Thereafter, enforced disappearance spread as a crime across the world, especially in South American countries, where it became increasingly brutal. One international law scholar of the time, the French expert Louis Joinet—who served on the Sub-Commission on the Prevention of Discrimination and Protection of Minorities and contributed to the drafting of the first Declaration criminalising enforced disappearance in 1988—described it as a “crime of suspended time” or a “continuous crime”, since it endures for as long as the victim remains detained and concealed.

States were unable to combat enforced disappearance effectively through national laws or domestic legislation, so they turned for a long time to regional protocols and customary international norms. Eventually, the United Nations stepped in, safeguarding many rights and addressing the crime directly, recognising it as an international crime and classifying it as a crime against humanity.

As a result, the United Nations adopted the Declaration on the Protection of All Persons from Enforced Disappearance in 1992, which prohibited the practice even in exceptional circumstances such as war.

This was followed in 1994 by the Inter-American Convention on Forced Disappearance of Persons, a response to the crime’s spread of the crime across several countries in the Americas, and the only regional treaty in this field. In 2001, the UN Commission on Human Rights established a working group to prepare a legally binding international convention, which culminated in the International Convention for the Protection of All Persons from Enforced Disappearance. Adopted by the United Nations on 20 December 2006, it entered into force on 23 December 2010.

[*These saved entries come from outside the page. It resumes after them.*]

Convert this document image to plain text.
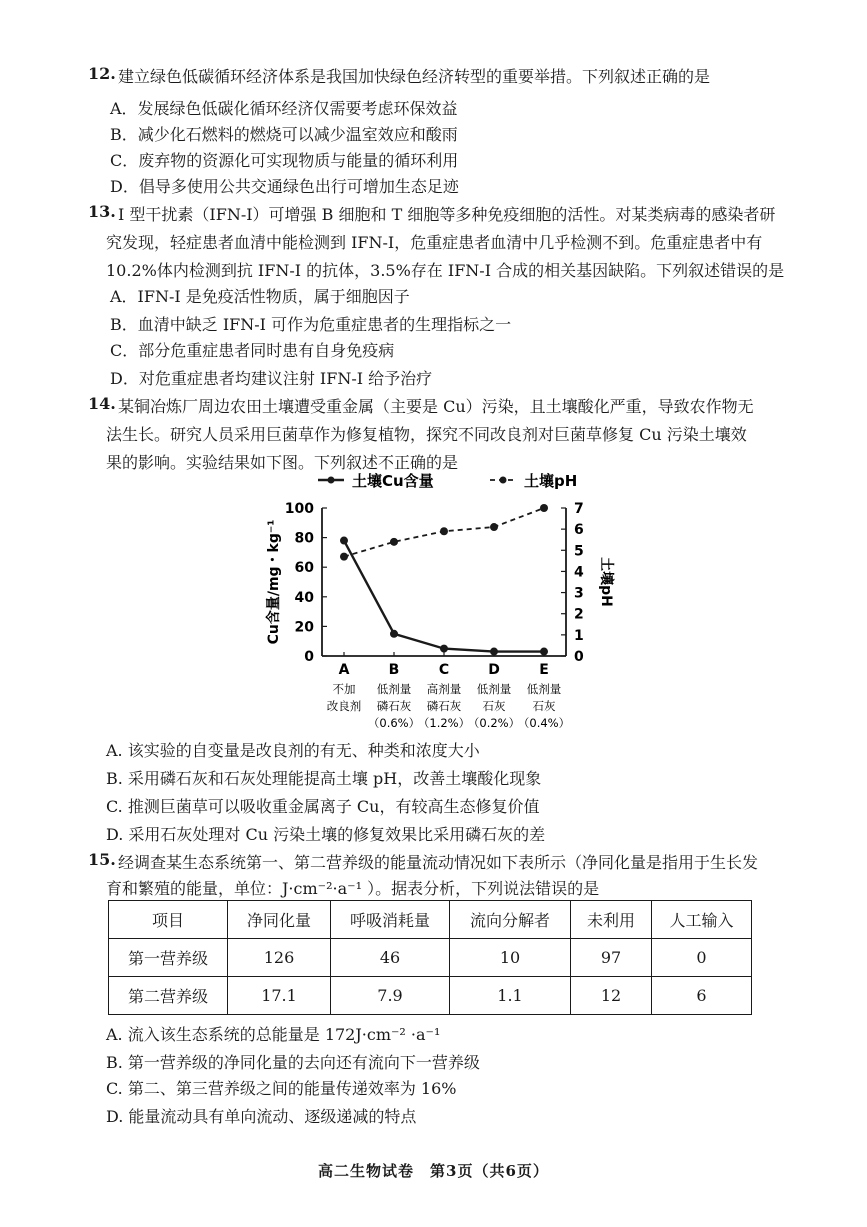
12. 建立绿色低碳循环经济体系是我国加快绿色经济转型的重要举措。下列叙述正确的是
A．发展绿色低碳化循环经济仅需要考虑环保效益
B．减少化石燃料的燃烧可以减少温室效应和酸雨
C．废弃物的资源化可实现物质与能量的循环利用
D．倡导多使用公共交通绿色出行可增加生态足迹
13. I 型干扰素（IFN-I）可增强 B 细胞和 T 细胞等多种免疫细胞的活性。对某类病毒的感染者研
究发现，轻症患者血清中能检测到 IFN-I，危重症患者血清中几乎检测不到。危重症患者中有
10.2%体内检测到抗 IFN-I 的抗体，3.5%存在 IFN-I 合成的相关基因缺陷。下列叙述错误的是
A．IFN-I 是免疫活性物质，属于细胞因子
B．血清中缺乏 IFN-I 可作为危重症患者的生理指标之一
C．部分危重症患者同时患有自身免疫病
D．对危重症患者均建议注射 IFN-I 给予治疗
14. 某铜冶炼厂周边农田土壤遭受重金属（主要是 Cu）污染，且土壤酸化严重，导致农作物无
法生长。研究人员采用巨菌草作为修复植物，探究不同改良剂对巨菌草修复 Cu 污染土壤效
果的影响。实验结果如下图。下列叙述不正确的是
0
20
40
60
80
100
0
1
2
3
4
5
6
7
Cu含量/mg・kg⁻¹	土壤pH
A
不加
改良剂
B
低剂量
磷石灰
（0.6%）
C
高剂量
磷石灰
（1.2%）
D
低剂量
石灰
（0.2%）
E
低剂量
石灰
（0.4%）
土壤Cu含量	土壤pH
A. 该实验的自变量是改良剂的有无、种类和浓度大小
B. 采用磷石灰和石灰处理能提高土壤 pH，改善土壤酸化现象
C. 推测巨菌草可以吸收重金属离子 Cu，有较高生态修复价值
D. 采用石灰处理对 Cu 污染土壤的修复效果比采用磷石灰的差
15. 经调查某生态系统第一、第二营养级的能量流动情况如下表所示（净同化量是指用于生长发
育和繁殖的能量，单位：J·cm⁻²·a⁻¹ ）。据表分析，下列说法错误的是
项目	净同化量	呼吸消耗量	流向分解者	未利用	人工输入
第一营养级	126	46	10	97	0
第二营养级	17.1	7.9	1.1	12	6
A. 流入该生态系统的总能量是 172J·cm⁻² ·a⁻¹
B. 第一营养级的净同化量的去向还有流向下一营养级
C. 第二、第三营养级之间的能量传递效率为 16%
D. 能量流动具有单向流动、逐级递减的特点
高二生物试卷　第3页（共6页）
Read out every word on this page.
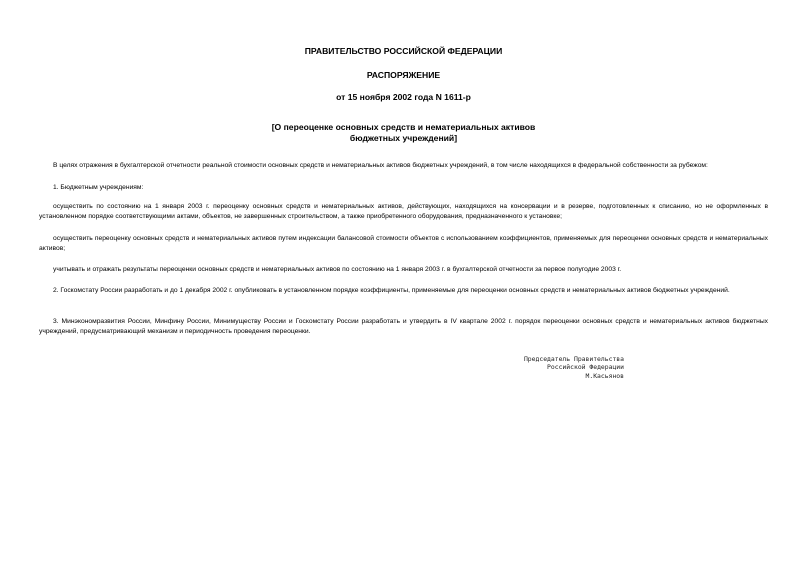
ПРАВИТЕЛЬСТВО РОССИЙСКОЙ ФЕДЕРАЦИИ
РАСПОРЯЖЕНИЕ
от 15 ноября 2002 года N 1611-р
[О переоценке основных средств и нематериальных активов
бюджетных учреждений]
В целях отражения в бухгалтерской отчетности реальной стоимости основных средств и нематериальных активов бюджетных учреждений, в том числе находящихся в федеральной собственности за рубежом:
1. Бюджетным учреждениям:
осуществить по состоянию на 1 января 2003 г. переоценку основных средств и нематериальных активов, действующих, находящихся на консервации и в резерве, подготовленных к списанию, но не оформленных в установленном порядке соответствующими актами, объектов, не завершенных строительством, а также приобретенного оборудования, предназначенного к установке;
осуществить переоценку основных средств и нематериальных активов путем индексации балансовой стоимости объектов с использованием коэффициентов, применяемых для переоценки основных средств и нематериальных активов;
учитывать и отражать результаты переоценки основных средств и нематериальных активов по состоянию на 1 января 2003 г. в бухгалтерской отчетности за первое полугодие 2003 г.
2. Госкомстату России разработать и до 1 декабря 2002 г. опубликовать в установленном порядке коэффициенты, применяемые для переоценки основных средств и нематериальных активов бюджетных учреждений.
3. Минэкономразвития России, Минфину России, Минимуществу России и Госкомстату России разработать и утвердить в IV квартале 2002 г. порядок переоценки основных средств и нематериальных активов бюджетных учреждений, предусматривающий механизм и периодичность проведения переоценки.
Председатель Правительства
Российской Федерации
М.Касьянов
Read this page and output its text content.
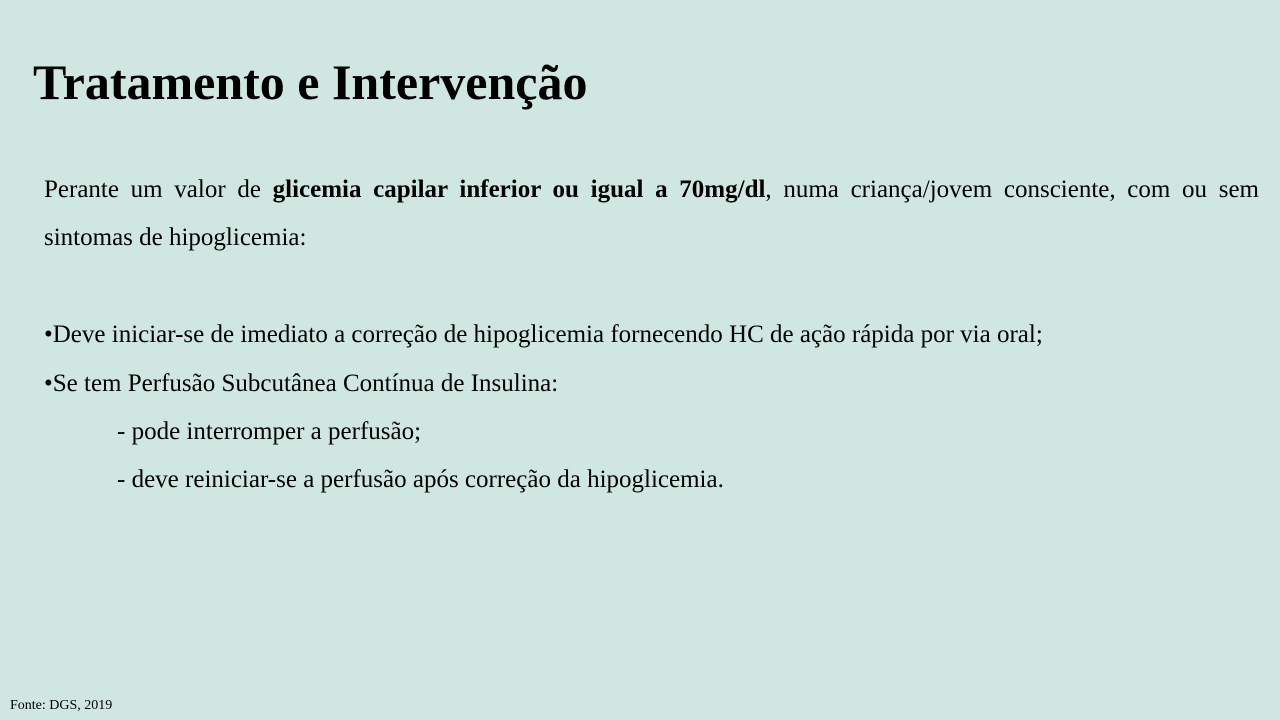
Tratamento e Intervenção

Perante um valor de glicemia capilar inferior ou igual a 70mg/dl, numa criança/jovem consciente, com ou sem sintomas de hipoglicemia:

•Deve iniciar-se de imediato a correção de hipoglicemia fornecendo HC de ação rápida por via oral;
•Se tem Perfusão Subcutânea Contínua de Insulina:
- pode interromper a perfusão;
- deve reiniciar-se a perfusão após correção da hipoglicemia.
Fonte: DGS, 2019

The 2006 Convention is one of the strongest international instruments. It defines enforced disappearance and sets out the legal measures states must take when the crime occurs, ensuring justice, dignity for victims and their families, and protection of their legal rights.
Similarly, the Rome Statute of the International Criminal Court classifies enforced disappearance among the crimes punishable under its jurisdiction, underscoring the gravity of this offence.

International law has continued to address enforced disappearance through three main frameworks: international human rights law, international humanitarian law, and international criminal law—all converging on the criminalisation of the act and the pursuit of justice through fair trial, without allowing perpetrators to escape accountability.

It is important to note that Article 4 of the International Covenant on Civil and Political Rights allows a state to derogate from some human rights obligations in exceptional circumstances. However, the 2006 Convention on Enforced Disappearance established a crucial principle: no exceptional circumstance, however grave, can justify enforced disappearance. The Convention also affirms the principle of individual criminal responsibility for this crime, meaning states cannot excuse, tolerate, or turn a blind eye to it.

At the national level, Sudan acceded to the 2006 Convention in 2021, after its ratification by the interim legislature (the Sovereignty Council and the Transitional Council of Ministers). Yet, in the current war, the terrorist militia has used enforced disappearance as a weapon against civilians. Thousands have been detained in undisclosed facilities, denied contact with their families, and deliberately concealed. The militia has moved them between secret detention centres after defeats, without providing any information about whether they are alive or dead. The only available information comes from survivors or escapees.

The impact of this crime extends beyond the victims to their families and communities. Initial statistics from the International Committee of the Red Cross indicate thousands of men, women, and children—all civilians—are among the disappeared.

This file will continue to document the terrorist militia’s criminal actions, and demands for the release of those held in enforced disappearance will persist. Recording victims’ testimonies in the media about their experiences is both a moral and legal necessity to ensure their rights, safeguard their families, and prevent impunity by holding perpetrators to account. It also reinforces calls for activating international mechanisms and designating the rebel militia as a terrorist organisation.

I hope that the issue of enforced disappearance will be among the files presented by Sudanese Prime Minister Dr Kamal Idris at the United Nations General Assembly in New York. This is particularly pertinent after António Guterres, Secretary-General of the UN, stated at the opening of the 80th UNGA session on Tuesday, 23 September 2025: “Civilians in Sudan are being slaughtered, starved and silenced. Impunity is the bedrock of chaos and has fuelled the worst conflicts.”

The ball is therefore now in the UN’s court; it must score a truly humanitarian goal in the net of justice and humanity.